NASA’s Transiting Exoplanet Survey Satellite (TESS) will do an initial search of these exoplanets, potentially identifying thousands during its projected two-year mission. Other NASA space and ground based telescopes will verify the discoveries, and begin the search for life on those exoplanets.

“The problem is that we’ve had very few exoplanet targets that are good for follow-up. TESS will change that,” Dr. Stephen Rinehart, a project scientist on TESS  at NASA’s Goddard Space Flight Center in Maryland, said in a press statement.

TESS will work with other NASA space telescopes finds new exoplanets by detecting very small decreases in a star’s brightness, which occurs when the planet passes in front of their sun.
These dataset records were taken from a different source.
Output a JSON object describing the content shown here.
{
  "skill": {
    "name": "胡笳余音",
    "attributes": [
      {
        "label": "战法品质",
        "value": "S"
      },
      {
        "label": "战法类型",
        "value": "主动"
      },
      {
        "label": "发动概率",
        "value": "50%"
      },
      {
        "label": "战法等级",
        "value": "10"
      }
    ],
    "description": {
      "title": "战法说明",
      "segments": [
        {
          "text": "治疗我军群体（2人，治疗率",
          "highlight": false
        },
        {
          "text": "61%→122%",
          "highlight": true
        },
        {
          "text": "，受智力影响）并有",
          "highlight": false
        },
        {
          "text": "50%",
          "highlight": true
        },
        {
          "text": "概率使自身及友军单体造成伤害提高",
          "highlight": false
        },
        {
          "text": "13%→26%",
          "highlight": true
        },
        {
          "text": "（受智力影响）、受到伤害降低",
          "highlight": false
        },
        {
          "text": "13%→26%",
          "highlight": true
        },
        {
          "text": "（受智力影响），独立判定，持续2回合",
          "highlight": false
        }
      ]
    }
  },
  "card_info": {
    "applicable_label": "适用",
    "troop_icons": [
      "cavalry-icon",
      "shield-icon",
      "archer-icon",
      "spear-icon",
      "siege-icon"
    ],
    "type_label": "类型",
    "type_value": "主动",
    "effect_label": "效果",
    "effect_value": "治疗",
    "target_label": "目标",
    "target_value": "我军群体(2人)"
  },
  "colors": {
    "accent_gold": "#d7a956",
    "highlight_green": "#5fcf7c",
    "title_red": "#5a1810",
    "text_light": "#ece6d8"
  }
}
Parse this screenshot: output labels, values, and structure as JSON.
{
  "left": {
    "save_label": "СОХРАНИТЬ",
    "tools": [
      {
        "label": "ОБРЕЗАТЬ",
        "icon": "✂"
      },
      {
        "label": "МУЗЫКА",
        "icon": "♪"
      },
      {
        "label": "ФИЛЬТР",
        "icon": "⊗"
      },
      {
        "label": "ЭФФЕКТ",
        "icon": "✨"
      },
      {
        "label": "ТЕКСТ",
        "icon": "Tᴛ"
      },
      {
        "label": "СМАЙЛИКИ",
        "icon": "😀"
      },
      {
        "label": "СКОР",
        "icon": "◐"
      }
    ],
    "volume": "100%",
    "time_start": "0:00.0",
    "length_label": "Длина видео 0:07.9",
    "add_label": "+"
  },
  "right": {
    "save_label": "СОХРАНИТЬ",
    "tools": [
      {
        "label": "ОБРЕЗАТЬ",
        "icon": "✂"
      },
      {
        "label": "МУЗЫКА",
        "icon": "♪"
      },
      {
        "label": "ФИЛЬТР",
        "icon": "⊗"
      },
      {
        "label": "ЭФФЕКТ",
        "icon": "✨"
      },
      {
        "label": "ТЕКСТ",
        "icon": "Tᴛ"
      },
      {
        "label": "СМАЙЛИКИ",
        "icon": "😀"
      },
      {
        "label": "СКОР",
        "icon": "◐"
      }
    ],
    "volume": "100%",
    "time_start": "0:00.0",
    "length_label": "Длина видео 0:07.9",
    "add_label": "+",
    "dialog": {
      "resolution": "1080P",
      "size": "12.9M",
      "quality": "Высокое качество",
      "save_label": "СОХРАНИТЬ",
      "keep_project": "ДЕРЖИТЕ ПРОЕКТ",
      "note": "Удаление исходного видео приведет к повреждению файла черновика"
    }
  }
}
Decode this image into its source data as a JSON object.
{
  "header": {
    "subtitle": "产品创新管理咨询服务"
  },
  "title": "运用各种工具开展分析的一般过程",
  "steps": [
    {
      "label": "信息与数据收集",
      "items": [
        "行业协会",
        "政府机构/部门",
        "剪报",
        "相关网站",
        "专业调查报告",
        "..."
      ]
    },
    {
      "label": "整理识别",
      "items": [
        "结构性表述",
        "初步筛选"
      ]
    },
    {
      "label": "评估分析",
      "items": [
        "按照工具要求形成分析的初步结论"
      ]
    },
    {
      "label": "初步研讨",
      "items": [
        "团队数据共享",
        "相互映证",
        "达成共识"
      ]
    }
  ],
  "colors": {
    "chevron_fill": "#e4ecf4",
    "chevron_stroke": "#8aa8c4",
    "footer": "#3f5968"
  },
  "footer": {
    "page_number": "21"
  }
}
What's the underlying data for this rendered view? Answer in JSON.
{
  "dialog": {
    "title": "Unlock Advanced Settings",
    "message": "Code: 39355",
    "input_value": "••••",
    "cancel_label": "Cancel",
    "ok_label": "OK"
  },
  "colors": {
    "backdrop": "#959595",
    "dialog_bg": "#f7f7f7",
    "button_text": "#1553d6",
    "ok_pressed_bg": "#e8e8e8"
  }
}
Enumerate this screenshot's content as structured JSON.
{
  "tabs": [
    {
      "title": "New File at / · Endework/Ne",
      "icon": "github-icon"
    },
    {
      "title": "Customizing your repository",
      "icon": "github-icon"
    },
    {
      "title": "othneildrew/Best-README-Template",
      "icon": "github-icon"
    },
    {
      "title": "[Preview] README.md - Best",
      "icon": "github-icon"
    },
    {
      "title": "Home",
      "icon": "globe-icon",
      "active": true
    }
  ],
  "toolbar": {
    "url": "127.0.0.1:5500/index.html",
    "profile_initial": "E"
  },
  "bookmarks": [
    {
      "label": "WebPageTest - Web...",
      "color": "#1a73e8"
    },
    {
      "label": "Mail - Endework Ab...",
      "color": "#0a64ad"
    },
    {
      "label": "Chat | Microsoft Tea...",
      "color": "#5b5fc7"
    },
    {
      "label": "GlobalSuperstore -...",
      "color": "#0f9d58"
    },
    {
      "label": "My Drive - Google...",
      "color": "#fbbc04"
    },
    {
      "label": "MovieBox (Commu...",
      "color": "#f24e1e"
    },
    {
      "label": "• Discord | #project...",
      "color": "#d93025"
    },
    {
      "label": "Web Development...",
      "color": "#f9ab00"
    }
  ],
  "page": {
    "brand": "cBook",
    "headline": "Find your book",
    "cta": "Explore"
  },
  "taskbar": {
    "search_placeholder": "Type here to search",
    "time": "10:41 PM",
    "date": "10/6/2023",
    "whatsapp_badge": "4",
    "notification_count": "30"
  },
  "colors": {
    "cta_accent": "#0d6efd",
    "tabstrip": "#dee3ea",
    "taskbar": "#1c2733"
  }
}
Scientists then use statistical analysis to examine the changes and verify the planet. Other telescopes will then be able to use TESS’s data able to observe chemical signals in an exoplanets atmosphere, allowing scientists to search for signs of life on the distant worlds.

“There are a couple of things we like to see as a potential for habitability – one of them is water, which is probably the single most important, because as far as we know, all life that we’re familiar with depends on water in some way,” Rinehart continued. “The other is methane, which on our Earth is produced almost entirely biologically. When you start seeing certain combinations of all of these things appearing together – water, methane, ozone, oxygen – it gives you a hint that the chemistry is out of equilibrium. Naturally, planets tend to be chemically stable. The presence of life throws off this balance.”

NASA’s old Kepler Space Telescope has already found and verified 1,284 new planets outside our solar system. Roughly 550 of the new exoplanets could be rocky planets like Earth based on their size. Nine of these exoplanets orbit in their stars’ “Goldilocks Zones,” the region around a star that has just the right conditions for liquid water to be found on the planet’s surface.

The Kepler telescope has been in orbit since 2009, and it’s successor telescope, the James Webb Space Telescope (JWST) is only halfway completed after a long history of major cost overruns and delays. JWST is relatively tiny compared to larger Earth-based telescopes, but its infrared capabilities and position above the atmosphere could allow it to locate potentially habitable planets around other stars, perhaps even extraterrestrial life. When launched, JWST will work with TESS to verify discoveries.

The JWST was initially projected to cost $1.6 billion and should have been launched in 2011. The Government Accountability Office now estimates the final cost at $8.8 billion, and NASA has now scheduled the telescope for an October 2018 launch, but the project is at risk of further delays. The telescope cost taxpayers $645.4 million in 2015 alone, accounting for roughly 13 percent of NASA’s annual science budget.